元组列表中两个值之间的差异

时间:2013-08-13 13:02:18

标签: python list-comprehension

我有一个元组列表,每个元组代表一天的日期和相关值。例如

team_effort = [('2012-09-10', 27), ('2012-09-11', 28), 
               ('2012-09-12', 28), ('2012-09-13', 31), ('2012-09-14', 31)]
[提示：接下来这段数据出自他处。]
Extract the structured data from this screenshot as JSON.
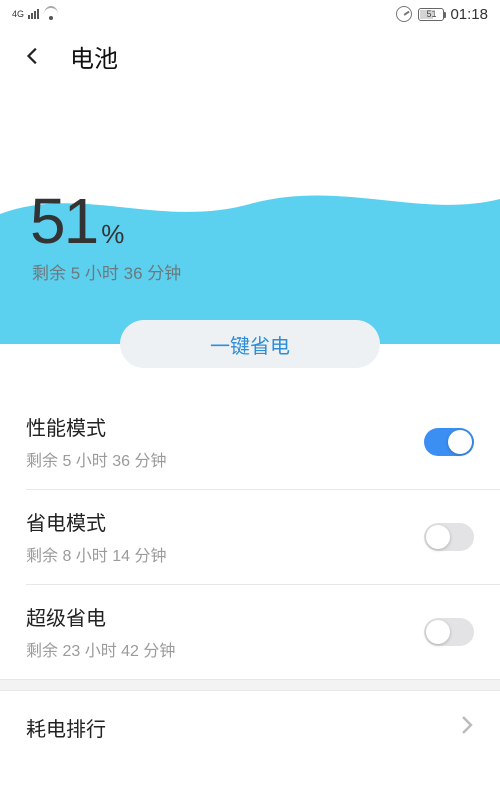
{
  "status": {
    "network_label": "4G",
    "battery_pct": "51",
    "time": "01:18"
  },
  "header": {
    "title": "电池"
  },
  "battery_panel": {
    "percent_number": "51",
    "percent_symbol": "%",
    "remaining": "剩余 5 小时 36 分钟",
    "onekey_label": "一键省电",
    "wave_color": "#5cd0ef",
    "accent_color": "#3b8ff3"
  },
  "modes": [
    {
      "title": "性能模式",
      "sub": "剩余 5 小时 36 分钟",
      "on": true
    },
    {
      "title": "省电模式",
      "sub": "剩余 8 小时 14 分钟",
      "on": false
    },
    {
      "title": "超级省电",
      "sub": "剩余 23 小时 42 分钟",
      "on": false
    }
  ],
  "rows": {
    "usage_ranking": "耗电排行"
  }
}
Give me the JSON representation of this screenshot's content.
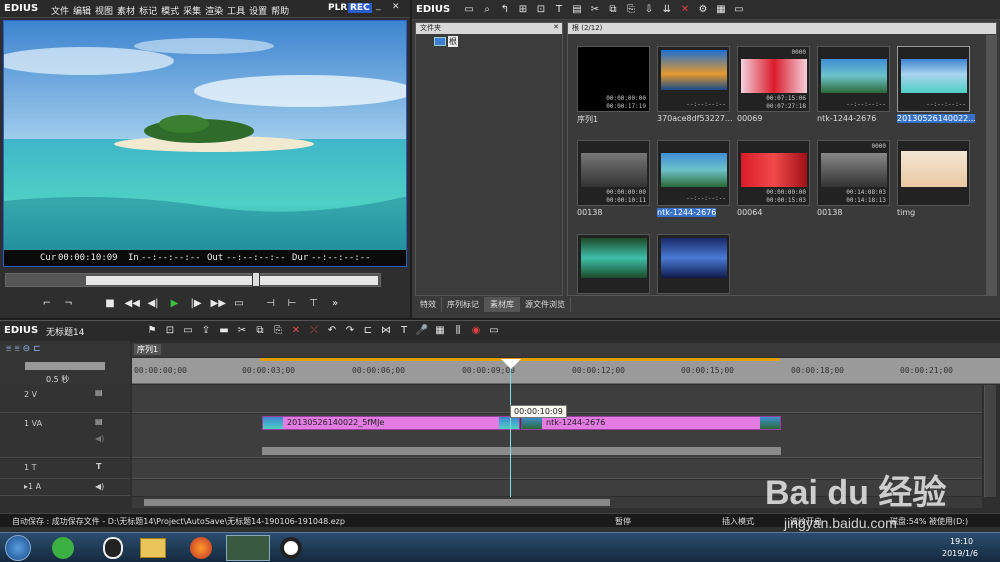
{
  "app": {
    "logo": "EDIUS",
    "menu": [
      "文件",
      "编辑",
      "视图",
      "素材",
      "标记",
      "模式",
      "采集",
      "渲染",
      "工具",
      "设置",
      "帮助"
    ],
    "plr": "PLR",
    "rec": "REC"
  },
  "player": {
    "cur_label": "Cur",
    "cur": "00:00:10:09",
    "in_label": "In",
    "in": "--:--:--:--",
    "out_label": "Out",
    "out": "--:--:--:--",
    "dur_label": "Dur",
    "dur": "--:--:--:--"
  },
  "bin": {
    "logo": "EDIUS",
    "folder_title": "文件夹",
    "root": "根",
    "count_title": "根 (2/12)",
    "clips": [
      {
        "name": "序列1",
        "tc1": "00:00:00:00",
        "tc2": "00:00:17:19",
        "badge": ""
      },
      {
        "name": "370ace8df53227...",
        "tc1": "--:--:--:--",
        "tc2": "",
        "badge": ""
      },
      {
        "name": "00069",
        "tc1": "00:07:15:06",
        "tc2": "00:07:27:18",
        "badge": "0000"
      },
      {
        "name": "ntk-1244-2676",
        "tc1": "--:--:--:--",
        "tc2": "",
        "badge": ""
      },
      {
        "name": "20130526140022...",
        "tc1": "--:--:--:--",
        "tc2": "",
        "badge": ""
      },
      {
        "name": "00138",
        "tc1": "00:00:00:00",
        "tc2": "00:00:10:11",
        "badge": ""
      },
      {
        "name": "ntk-1244-2676",
        "tc1": "--:--:--:--",
        "tc2": "",
        "badge": ""
      },
      {
        "name": "00064",
        "tc1": "00:00:00:00",
        "tc2": "00:00:15:03",
        "badge": ""
      },
      {
        "name": "00138",
        "tc1": "00:14:08:03",
        "tc2": "00:14:18:13",
        "badge": "0000"
      },
      {
        "name": "timg",
        "tc1": "--:--:--:--",
        "tc2": "",
        "badge": ""
      },
      {
        "name": "",
        "tc1": "",
        "tc2": "",
        "badge": ""
      },
      {
        "name": "",
        "tc1": "",
        "tc2": "",
        "badge": ""
      }
    ],
    "tabs": [
      "特效",
      "序列标记",
      "素材库",
      "源文件浏览"
    ]
  },
  "timeline": {
    "logo": "EDIUS",
    "project": "无标题14",
    "sequence_tab": "序列1",
    "zoom": "0.5 秒",
    "ruler": [
      "00:00:00;00",
      "00:00:03;00",
      "00:00:06;00",
      "00:00:09;00",
      "00:00:12;00",
      "00:00:15;00",
      "00:00:18;00",
      "00:00:21;00"
    ],
    "tracks": [
      "2 V",
      "1 VA",
      "1 T",
      "▸1 A"
    ],
    "clip1": "20130526140022_5fMJe",
    "clip2": "ntk-1244-2676",
    "tooltip": "00:00:10:09"
  },
  "status": {
    "autosave": "自动保存 :  成功保存文件 - D:\\无标题14\\Project\\AutoSave\\无标题14-190106-191048.ezp",
    "pause": "暂停",
    "insert": "插入模式",
    "ripple": "波纹开启",
    "disk": "磁盘:54% 被使用(D:)"
  },
  "taskbar": {
    "time": "19:10",
    "date": "2019/1/6"
  },
  "watermark": {
    "text": "Bai du 经验",
    "url": "jingyan.baidu.com"
  }
}
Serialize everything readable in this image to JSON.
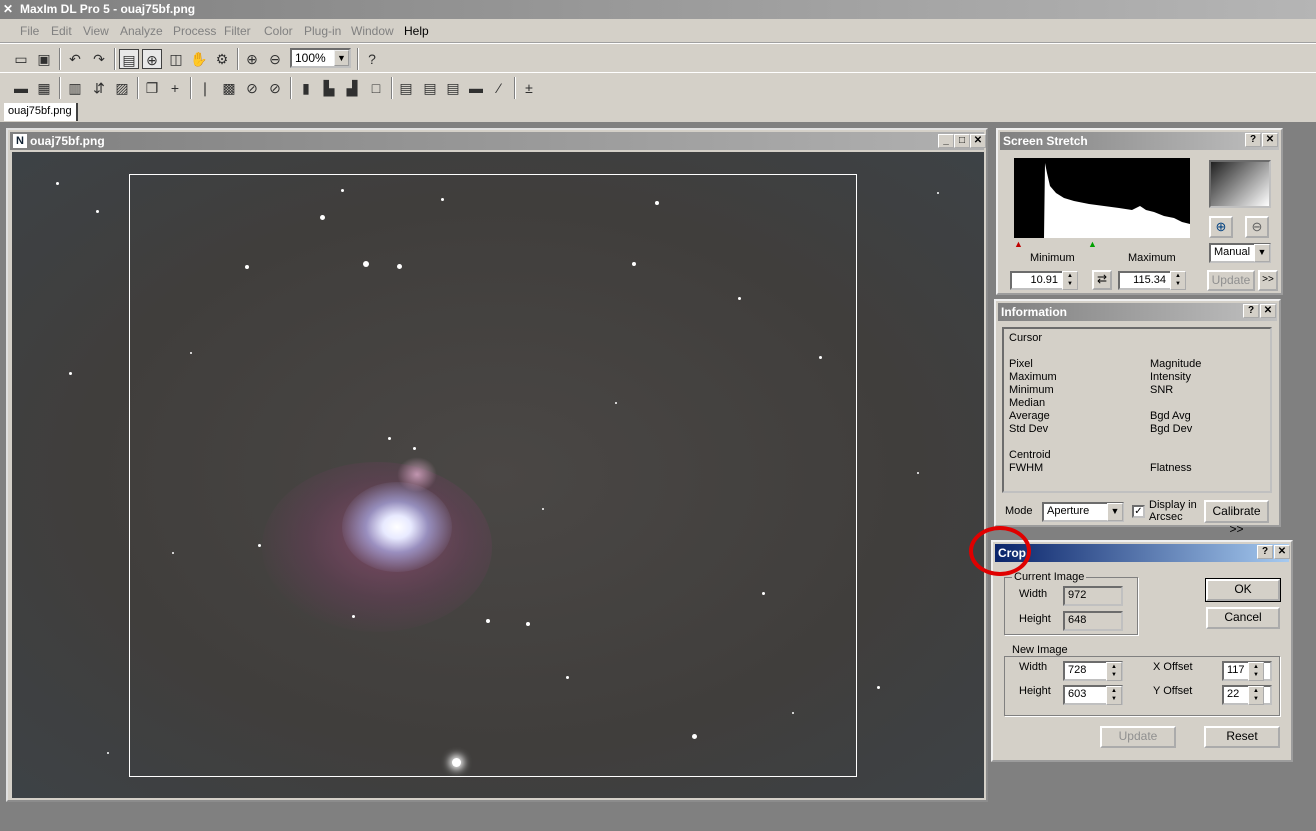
{
  "app": {
    "title": "MaxIm DL Pro 5 - ouaj75bf.png"
  },
  "menu": [
    "File",
    "Edit",
    "View",
    "Analyze",
    "Process",
    "Filter",
    "Color",
    "Plug-in",
    "Window",
    "Help"
  ],
  "toolbar": {
    "zoom": "100%"
  },
  "tabs": [
    "ouaj75bf.png"
  ],
  "image_window": {
    "title": "ouaj75bf.png"
  },
  "screen_stretch": {
    "title": "Screen Stretch",
    "min_label": "Minimum",
    "max_label": "Maximum",
    "min_value": "10.91",
    "max_value": "115.34",
    "mode": "Manual",
    "update_label": "Update",
    "more_label": ">>"
  },
  "information": {
    "title": "Information",
    "cursor_label": "Cursor",
    "left_labels": [
      "Pixel",
      "Maximum",
      "Minimum",
      "Median",
      "Average",
      "Std Dev",
      "",
      "Centroid",
      "FWHM"
    ],
    "right_labels": [
      "Magnitude",
      "Intensity",
      "SNR",
      "",
      "Bgd Avg",
      "Bgd Dev",
      "",
      "",
      "Flatness"
    ],
    "mode_label": "Mode",
    "mode_value": "Aperture",
    "display_arcsec": "Display in Arcsec",
    "display_arcsec_checked": true,
    "calibrate_label": "Calibrate >>"
  },
  "crop": {
    "title": "Crop",
    "current_group": "Current Image",
    "current_width_label": "Width",
    "current_width": "972",
    "current_height_label": "Height",
    "current_height": "648",
    "new_group": "New Image",
    "new_width_label": "Width",
    "new_width": "728",
    "new_height_label": "Height",
    "new_height": "603",
    "x_offset_label": "X Offset",
    "x_offset": "117",
    "y_offset_label": "Y Offset",
    "y_offset": "22",
    "ok_label": "OK",
    "cancel_label": "Cancel",
    "update_label": "Update",
    "reset_label": "Reset"
  },
  "colors": {
    "annotation": "#e00000",
    "active_title": "#0a246a"
  }
}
我需要计算每天之间的价值差异,并返回一个类似的元组列表,每个元组都有一个日期和值(如果值相同或已减少则为0,如果值增加则为差异)

所以在这个例子中我想返回

[('2012-09-10', 0), ('2012-09-11', 1), 
 ('2012-09-12', 0), ('2012-09-13', 3), ('2012-09-14', 0)]

以下列表理解有效(在2.4 +中)

[(data[0], 0) if i == 0
    else (data[0], data[1] - team_effort[i-1][1]) if data[1] > team_effort[i-1][1]
    else (data[0], 0)
    for i, data in enumerate(team_effort)]

但我认为可能有一个更优雅的解决方案?有什么建议吗?

注意我必须以不同的方式对待effort_data [0],因为它总是为零,如果它到达effort_data [i-1] [1]行,它将查看列表中的最后一项(aka effort_data) [-1] [1]

6 个答案:

答案 0 :(得分:1)

print (
    [(team_effort[0][0], 0)] +
    [(date[0], max(date[1] - prev_date[1], 0))
        for date, prev_date in zip(team_effort[1:], team_effort[:-1])])

答案 1 :(得分:1)

第一次修订是为了使逻辑规范明确。

increases = []
for i, data in enumerate(effort_data):
    if i == 0:
        # can't increase with no prior
        increases.append((data[0], 0))
        continue
    prior_effort = effort_data[i-1][1]
    if data[1] > prior_effort:
        increases.append((data[0], data[1] - prior_effort))
    else:
        increases.append((data[0], 0))
实际上,与其他人发布的单线相比,我会说明这一点。简单比复杂更好。可读性很重要。

答案 2 :(得分:1)

team_effort = [('2012-09-10', 27), ('2012-09-11', 28), 
               ('2012-09-12', 28), ('2012-09-13', 31), ('2012-09-14', 31)]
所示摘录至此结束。